To prepare the dataset, first install the data preprocessing dependency:

# If using pip/conda
pip install -e ".[data]"

# If using uv
uv sync --extra data

Then:

  1. Create an account at Building Benchmark Datasets and download the "processed" dataset (~282 MB), which arrives as ecobee.zip.
  2. Unzip ecobee.zip and extract the clean_data.rar archive inside it to obtain the *.nc (netCDF) files.
  3. Run the preprocessing script, which takes two arguments — the path to the local folder containing the netCDF files, and an S3 path for uploading the output .npz files:
python -m thermal_forge.dataset.run_data_prep /path/to/netcdf/files/ s3://your-bucket/ecobee_data/

This filters for homes with ≥180 heating-only days, removes days with missing data, and uploads the resulting .npz files to S3.

Quick Start

Local (single home)

python -m thermal_forge.agent.agent \
    --config default.yaml \
    --datafile home_190.npz \
    --seed 42

This requires:

  • AWS credentials configured for Bedrock access
  • sm_channel_train set in the YAML config (or via the SM_CHANNEL_TRAIN environment variable) pointing to the directory containing the .npz data file
  • sm_output_data_dir set in the YAML config (or via SM_OUTPUT_DATA_DIR); defaults to "output"
  • --datafile is the filename only (not a full path), and must follow the naming convention <prefix>_<num_days>.npz

Note: The sm_ prefix on these field names reflects SageMaker's conventions — SageMaker containers automatically set SM_CHANNEL_TRAIN and SM_OUTPUT_DATA_DIR at runtime. Using the same names locally means the same config works in both environments without modification.

At Scale (SageMaker)

To run across hundreds of homes in parallel, we suggest using SageMaker. The config YAML must be placed in src/thermal_forge/experiments/ so that it is bundled and available inside each SageMaker container.
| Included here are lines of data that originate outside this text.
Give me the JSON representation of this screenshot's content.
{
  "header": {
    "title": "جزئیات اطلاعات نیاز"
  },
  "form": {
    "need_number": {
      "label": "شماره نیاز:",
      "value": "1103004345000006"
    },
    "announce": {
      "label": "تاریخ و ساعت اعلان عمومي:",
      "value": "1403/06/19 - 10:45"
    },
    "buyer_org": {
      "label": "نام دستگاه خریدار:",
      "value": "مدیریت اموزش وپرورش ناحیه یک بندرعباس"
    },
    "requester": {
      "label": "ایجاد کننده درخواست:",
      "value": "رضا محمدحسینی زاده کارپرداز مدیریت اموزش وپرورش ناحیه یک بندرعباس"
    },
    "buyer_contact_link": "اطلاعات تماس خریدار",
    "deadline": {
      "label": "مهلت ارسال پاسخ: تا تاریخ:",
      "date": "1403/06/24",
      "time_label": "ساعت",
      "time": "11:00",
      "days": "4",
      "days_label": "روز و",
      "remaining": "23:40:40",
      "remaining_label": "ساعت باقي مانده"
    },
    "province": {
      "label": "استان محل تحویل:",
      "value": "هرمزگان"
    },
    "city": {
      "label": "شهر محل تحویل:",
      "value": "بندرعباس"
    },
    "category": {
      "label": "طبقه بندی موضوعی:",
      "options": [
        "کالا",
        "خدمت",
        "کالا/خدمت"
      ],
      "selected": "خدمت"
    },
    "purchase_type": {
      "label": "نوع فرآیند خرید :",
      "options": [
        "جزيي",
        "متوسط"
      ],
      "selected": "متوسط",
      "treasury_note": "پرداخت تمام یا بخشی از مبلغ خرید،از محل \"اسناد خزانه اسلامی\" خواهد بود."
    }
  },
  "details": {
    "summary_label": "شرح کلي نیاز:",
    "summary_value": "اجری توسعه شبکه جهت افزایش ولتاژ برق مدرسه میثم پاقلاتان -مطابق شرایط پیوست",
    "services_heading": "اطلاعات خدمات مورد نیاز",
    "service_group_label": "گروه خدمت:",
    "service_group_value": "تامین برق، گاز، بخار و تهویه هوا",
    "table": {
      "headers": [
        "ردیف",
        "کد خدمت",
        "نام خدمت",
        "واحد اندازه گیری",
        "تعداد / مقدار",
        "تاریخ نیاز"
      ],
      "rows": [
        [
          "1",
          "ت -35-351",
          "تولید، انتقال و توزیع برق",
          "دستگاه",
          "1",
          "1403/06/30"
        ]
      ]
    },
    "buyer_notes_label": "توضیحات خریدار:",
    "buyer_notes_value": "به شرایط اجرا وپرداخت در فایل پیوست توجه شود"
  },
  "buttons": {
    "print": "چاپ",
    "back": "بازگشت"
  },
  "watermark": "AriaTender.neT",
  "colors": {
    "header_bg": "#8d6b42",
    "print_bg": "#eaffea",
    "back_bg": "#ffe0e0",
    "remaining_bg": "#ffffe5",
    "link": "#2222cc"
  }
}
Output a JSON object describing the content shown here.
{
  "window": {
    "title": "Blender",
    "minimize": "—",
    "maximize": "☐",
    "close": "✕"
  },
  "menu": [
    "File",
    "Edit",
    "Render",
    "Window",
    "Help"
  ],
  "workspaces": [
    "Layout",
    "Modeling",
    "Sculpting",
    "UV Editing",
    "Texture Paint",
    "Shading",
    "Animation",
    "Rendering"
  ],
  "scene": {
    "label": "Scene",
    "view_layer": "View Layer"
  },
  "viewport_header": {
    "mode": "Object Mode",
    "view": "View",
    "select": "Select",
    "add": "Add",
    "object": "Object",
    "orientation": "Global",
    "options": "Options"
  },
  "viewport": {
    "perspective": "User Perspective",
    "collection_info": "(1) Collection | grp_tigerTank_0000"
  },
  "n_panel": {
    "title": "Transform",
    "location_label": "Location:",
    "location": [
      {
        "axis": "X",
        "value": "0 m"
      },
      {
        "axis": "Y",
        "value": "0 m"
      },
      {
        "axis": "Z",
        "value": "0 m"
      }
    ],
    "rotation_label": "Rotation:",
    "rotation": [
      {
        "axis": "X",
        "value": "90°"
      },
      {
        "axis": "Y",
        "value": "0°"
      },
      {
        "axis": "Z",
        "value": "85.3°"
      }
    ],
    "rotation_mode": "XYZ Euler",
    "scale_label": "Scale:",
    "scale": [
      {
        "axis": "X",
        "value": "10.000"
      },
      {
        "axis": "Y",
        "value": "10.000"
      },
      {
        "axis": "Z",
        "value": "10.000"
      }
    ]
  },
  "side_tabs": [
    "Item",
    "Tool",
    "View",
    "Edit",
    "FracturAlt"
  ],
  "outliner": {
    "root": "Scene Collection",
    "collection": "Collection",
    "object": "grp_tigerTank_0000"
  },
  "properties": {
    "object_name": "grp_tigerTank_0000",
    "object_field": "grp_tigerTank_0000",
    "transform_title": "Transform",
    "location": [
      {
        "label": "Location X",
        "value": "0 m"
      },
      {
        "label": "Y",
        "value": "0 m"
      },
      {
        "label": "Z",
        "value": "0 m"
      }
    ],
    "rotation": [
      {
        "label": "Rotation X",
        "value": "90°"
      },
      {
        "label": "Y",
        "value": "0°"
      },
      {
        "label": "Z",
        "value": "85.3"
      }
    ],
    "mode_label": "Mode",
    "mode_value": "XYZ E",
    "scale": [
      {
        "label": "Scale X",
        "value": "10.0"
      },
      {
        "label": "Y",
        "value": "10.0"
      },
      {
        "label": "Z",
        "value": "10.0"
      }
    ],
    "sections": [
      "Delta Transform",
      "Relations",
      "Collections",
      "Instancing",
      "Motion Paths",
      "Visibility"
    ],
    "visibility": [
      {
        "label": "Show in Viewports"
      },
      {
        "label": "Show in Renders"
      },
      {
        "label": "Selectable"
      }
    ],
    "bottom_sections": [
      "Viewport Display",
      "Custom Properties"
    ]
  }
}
This command must be run from the src/ directory:

cd src/

# Launch jobs (config and seed are passed to each training job)
python -m thermal_forge.sm.run_agent --config default.yaml --seed 42

Infrastructure settings (sagemaker_role, ecr_image_uri, s3_data_folder, s3_output_base) can be set either as environment variables or in the YAML config file (see Configuration).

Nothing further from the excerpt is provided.